On July 1, 2015, Infinity Capital loaned the Company $20,000 under the terms of the Infinity Note. Immediately following this draw on the Infinity Note, the Company and Infinity Capital mutually agreed to transition the balance of the Infinity Note of $309,000 to a 10% Note. At the time of the conversion, Infinity Capital was issued 10% Warrants to purchase 154,500 shares of the Company's common stock at an exercise price of $1.08 per share with a term of 18 months. After the transition of the outstanding balance of $309,000 to a 10% Note, and from July 2, 2015 through the date of this filing, Infinity Capital has advanced the Company $195,000 under the terms of the Infinity Note.

On July 15, 2015, the Company and Trevor McGarvey entered into a consulting agreement whereby Mr. McGarvey would provide the Company with industry advisory expertise and consulting services. In connection with the Company's agreement with Mr. McGarvey, which continues through February 28, 2016, the Company granted Mr. McGarvey 50,000 shares of the Company's common stock at a price of $1.17 per share. These shares will vest on January 1, 2016.

On July 14, 2015, the Company and Peter Boockvar entered into an Employee Nonstatutory Stock Option Agreement (the “Boockvar Agreement”), pursuant to which Mr. Boockvar will receive options to purchase 150,000 shares of the Company’s common stock at a price of $2.15 per share and a term of 10 years, 50,000 of which vested upon execution of the Boockvar Agreement, and, provided that Mr. Boockvar remains a director of the Company on each date, 50,000 of which will vest on June 26, 2016, and the remaining 50,000 will vest on June 26, 2017.  

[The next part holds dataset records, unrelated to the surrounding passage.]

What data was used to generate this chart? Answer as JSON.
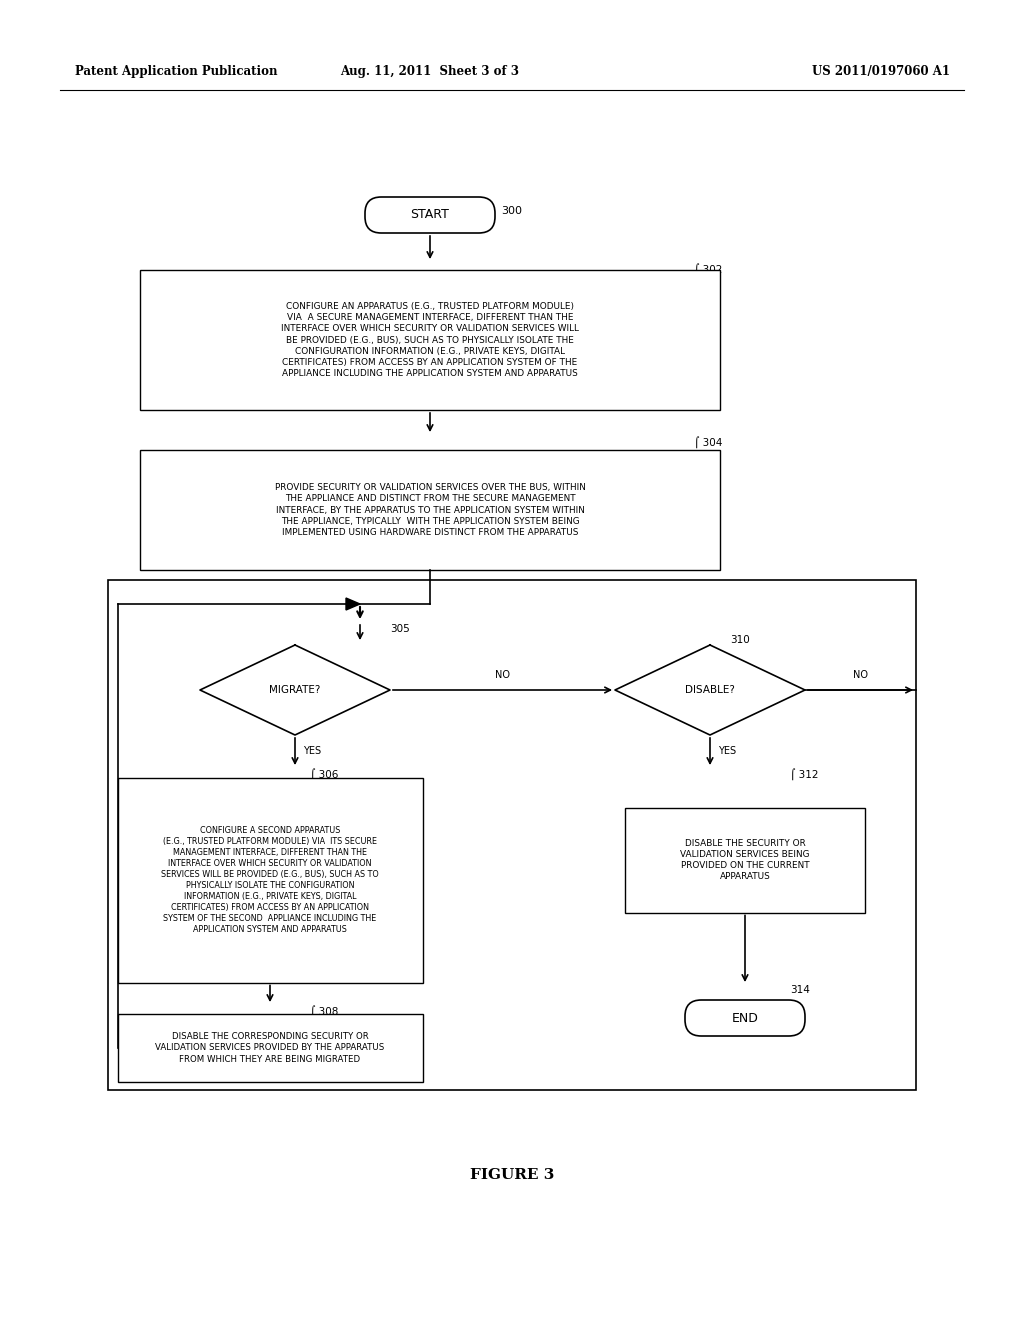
{
  "bg_color": "#ffffff",
  "header_left": "Patent Application Publication",
  "header_mid": "Aug. 11, 2011  Sheet 3 of 3",
  "header_right": "US 2011/0197060 A1",
  "figure_label": "FIGURE 3",
  "start_label": "START",
  "end_label": "END",
  "ref300": "300",
  "ref302": "302",
  "ref304": "304",
  "ref305": "305",
  "ref306": "306",
  "ref308": "308",
  "ref310": "310",
  "ref312": "312",
  "ref314": "314",
  "box302_text": "CONFIGURE AN APPARATUS (E.G., TRUSTED PLATFORM MODULE)\nVIA  A SECURE MANAGEMENT INTERFACE, DIFFERENT THAN THE\nINTERFACE OVER WHICH SECURITY OR VALIDATION SERVICES WILL\nBE PROVIDED (E.G., BUS), SUCH AS TO PHYSICALLY ISOLATE THE\nCONFIGURATION INFORMATION (E.G., PRIVATE KEYS, DIGITAL\nCERTIFICATES) FROM ACCESS BY AN APPLICATION SYSTEM OF THE\nAPPLIANCE INCLUDING THE APPLICATION SYSTEM AND APPARATUS",
  "box304_text": "PROVIDE SECURITY OR VALIDATION SERVICES OVER THE BUS, WITHIN\nTHE APPLIANCE AND DISTINCT FROM THE SECURE MANAGEMENT\nINTERFACE, BY THE APPARATUS TO THE APPLICATION SYSTEM WITHIN\nTHE APPLIANCE, TYPICALLY  WITH THE APPLICATION SYSTEM BEING\nIMPLEMENTED USING HARDWARE DISTINCT FROM THE APPARATUS",
  "dia305_text": "MIGRATE?",
  "dia310_text": "DISABLE?",
  "box306_text": "CONFIGURE A SECOND APPARATUS\n(E.G., TRUSTED PLATFORM MODULE) VIA  ITS SECURE\nMANAGEMENT INTERFACE, DIFFERENT THAN THE\nINTERFACE OVER WHICH SECURITY OR VALIDATION\nSERVICES WILL BE PROVIDED (E.G., BUS), SUCH AS TO\nPHYSICALLY ISOLATE THE CONFIGURATION\nINFORMATION (E.G., PRIVATE KEYS, DIGITAL\nCERTIFICATES) FROM ACCESS BY AN APPLICATION\nSYSTEM OF THE SECOND  APPLIANCE INCLUDING THE\nAPPLICATION SYSTEM AND APPARATUS",
  "box308_text": "DISABLE THE CORRESPONDING SECURITY OR\nVALIDATION SERVICES PROVIDED BY THE APPARATUS\nFROM WHICH THEY ARE BEING MIGRATED",
  "box312_text": "DISABLE THE SECURITY OR\nVALIDATION SERVICES BEING\nPROVIDED ON THE CURRENT\nAPPARATUS",
  "label_no": "NO",
  "label_yes": "YES"
}
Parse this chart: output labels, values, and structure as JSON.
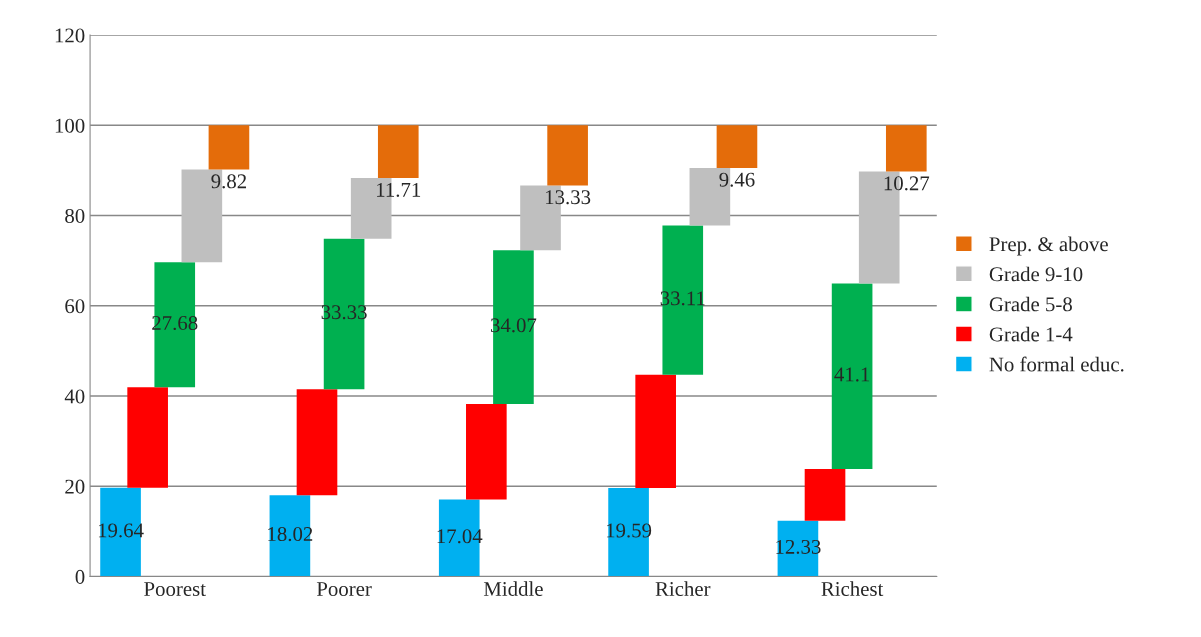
{
  "chart_data": {
    "type": "bar",
    "stacked": true,
    "categories": [
      "Poorest",
      "Poorer",
      "Middle",
      "Richer",
      "Richest"
    ],
    "series": [
      {
        "name": "No formal educ.",
        "color": "#00b0f0",
        "values": [
          19.64,
          18.02,
          17.04,
          19.59,
          12.33
        ],
        "value_labels": [
          "19.64",
          "18.02",
          "17.04",
          "19.59",
          "12.33"
        ]
      },
      {
        "name": "Grade 1-4",
        "color": "#ff0000",
        "values": [
          22.3,
          23.5,
          21.2,
          25.1,
          11.5
        ]
      },
      {
        "name": "Grade 5-8",
        "color": "#00b050",
        "values": [
          27.68,
          33.33,
          34.07,
          33.11,
          41.1
        ],
        "value_labels": [
          "27.68",
          "33.33",
          "34.07",
          "33.11",
          "41.1"
        ]
      },
      {
        "name": "Grade 9-10",
        "color": "#bfbfbf",
        "values": [
          20.56,
          13.44,
          14.36,
          12.74,
          24.8
        ]
      },
      {
        "name": "Prep. & above",
        "color": "#e46c0a",
        "values": [
          9.82,
          11.71,
          13.33,
          9.46,
          10.27
        ],
        "value_labels": [
          "9.82",
          "11.71",
          "13.33",
          "9.46",
          "10.27"
        ]
      }
    ],
    "ylim": [
      0,
      120
    ],
    "yticks": [
      0,
      20,
      40,
      60,
      80,
      100,
      120
    ],
    "grid": "y",
    "legend": "right"
  }
}
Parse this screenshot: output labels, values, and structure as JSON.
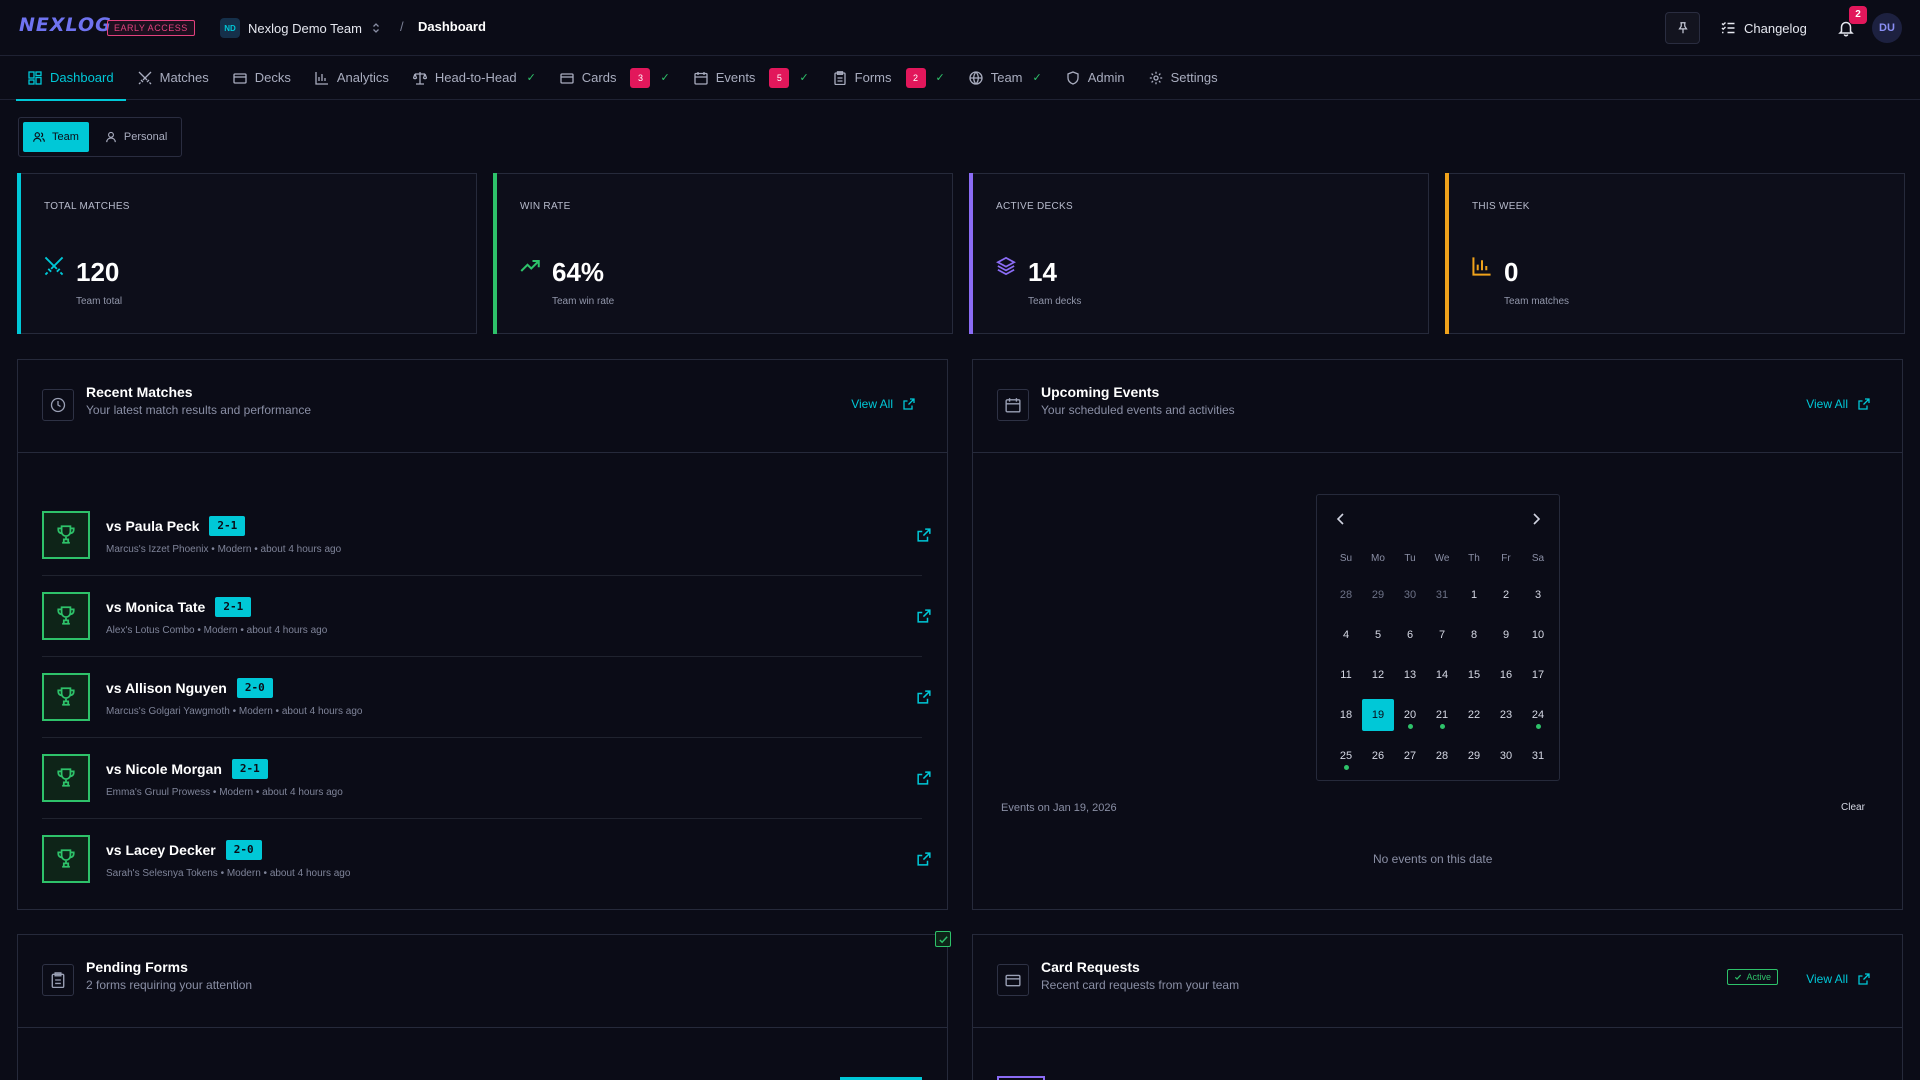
{
  "app": {
    "logo": "NEXLOG",
    "early_access": "EARLY ACCESS",
    "team_initials": "ND",
    "team_name": "Nexlog Demo Team",
    "breadcrumb_sep": "/",
    "breadcrumb_current": "Dashboard",
    "changelog": "Changelog",
    "notifications": "2",
    "user_initials": "DU"
  },
  "nav": {
    "tabs": [
      {
        "label": "Dashboard"
      },
      {
        "label": "Matches"
      },
      {
        "label": "Decks"
      },
      {
        "label": "Analytics"
      },
      {
        "label": "Head-to-Head"
      },
      {
        "label": "Cards",
        "badge": "3"
      },
      {
        "label": "Events",
        "badge": "5"
      },
      {
        "label": "Forms",
        "badge": "2"
      },
      {
        "label": "Team"
      },
      {
        "label": "Admin"
      },
      {
        "label": "Settings"
      }
    ]
  },
  "toggle": {
    "team": "Team",
    "personal": "Personal"
  },
  "stats": [
    {
      "label": "TOTAL MATCHES",
      "value": "120",
      "sub": "Team total",
      "color": "#00c8d7"
    },
    {
      "label": "WIN RATE",
      "value": "64%",
      "sub": "Team win rate",
      "color": "#2ec26a"
    },
    {
      "label": "ACTIVE DECKS",
      "value": "14",
      "sub": "Team decks",
      "color": "#8b6cf5"
    },
    {
      "label": "THIS WEEK",
      "value": "0",
      "sub": "Team matches",
      "color": "#f0a21b"
    }
  ],
  "recent_matches": {
    "title": "Recent Matches",
    "subtitle": "Your latest match results and performance",
    "view_all": "View All",
    "items": [
      {
        "opponent": "vs Paula Peck",
        "score": "2-1",
        "meta": "Marcus's Izzet Phoenix • Modern • about 4 hours ago"
      },
      {
        "opponent": "vs Monica Tate",
        "score": "2-1",
        "meta": "Alex's Lotus Combo • Modern • about 4 hours ago"
      },
      {
        "opponent": "vs Allison Nguyen",
        "score": "2-0",
        "meta": "Marcus's Golgari Yawgmoth • Modern • about 4 hours ago"
      },
      {
        "opponent": "vs Nicole Morgan",
        "score": "2-1",
        "meta": "Emma's Gruul Prowess • Modern • about 4 hours ago"
      },
      {
        "opponent": "vs Lacey Decker",
        "score": "2-0",
        "meta": "Sarah's Selesnya Tokens • Modern • about 4 hours ago"
      }
    ]
  },
  "upcoming_events": {
    "title": "Upcoming Events",
    "subtitle": "Your scheduled events and activities",
    "view_all": "View All",
    "calendar": {
      "dows": [
        "Su",
        "Mo",
        "Tu",
        "We",
        "Th",
        "Fr",
        "Sa"
      ],
      "weeks": [
        [
          "28",
          "29",
          "30",
          "31",
          "1",
          "2",
          "3"
        ],
        [
          "4",
          "5",
          "6",
          "7",
          "8",
          "9",
          "10"
        ],
        [
          "11",
          "12",
          "13",
          "14",
          "15",
          "16",
          "17"
        ],
        [
          "18",
          "19",
          "20",
          "21",
          "22",
          "23",
          "24"
        ],
        [
          "25",
          "26",
          "27",
          "28",
          "29",
          "30",
          "31"
        ]
      ],
      "selected": "19",
      "event_days": [
        "20",
        "21",
        "24",
        "25"
      ]
    },
    "events_on": "Events on Jan 19, 2026",
    "clear": "Clear",
    "no_events": "No events on this date"
  },
  "pending_forms": {
    "title": "Pending Forms",
    "subtitle": "2 forms requiring your attention"
  },
  "card_requests": {
    "title": "Card Requests",
    "subtitle": "Recent card requests from your team",
    "active": "Active",
    "view_all": "View All"
  }
}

On July 29, 2015, the Company entered into a Securities Exchange Agreement (the "Evans Exchange Agreement") with Evans Street Lendco, LLC ("Evans Lendco") to exchange the 600,000 Evans Warrants. Pursuant to the Evans Exchange Agreement, the Company issued 225,000 new warrants to Evans Lendco to purchase shares of the Company's stock at $1.20 per share with a term of 2 years (the "Evans-A Warrants"). With the exception of the new exercise term of 2 years and the new exercise price, the terms of the Evans-A Warrants and the Evans Warrants are identical, in all material respects.

On August 4, 2015, pursuant to the Feinsod Agreement, the Company issued 150,000 shares of common stock to Infinity Capital. Upon executing the Feinsod Agreement on August 4, 2014, the Company expected that Mr. Feinsod would remain a member of the Board through August 4, 2016, and had calculated the fair value of the shares of common stock that the Company expected to issue to Infinity Capital on August 4, 2015 and August 4, 2016.

Subsequent to June 30, 2015, through the date of this filing, one of the January 2014 Issuance note holders converted loan notes with a principal balance of $30,000 into 6,000 shares of the Company’s common stock at a conversion price of $5.00 per share.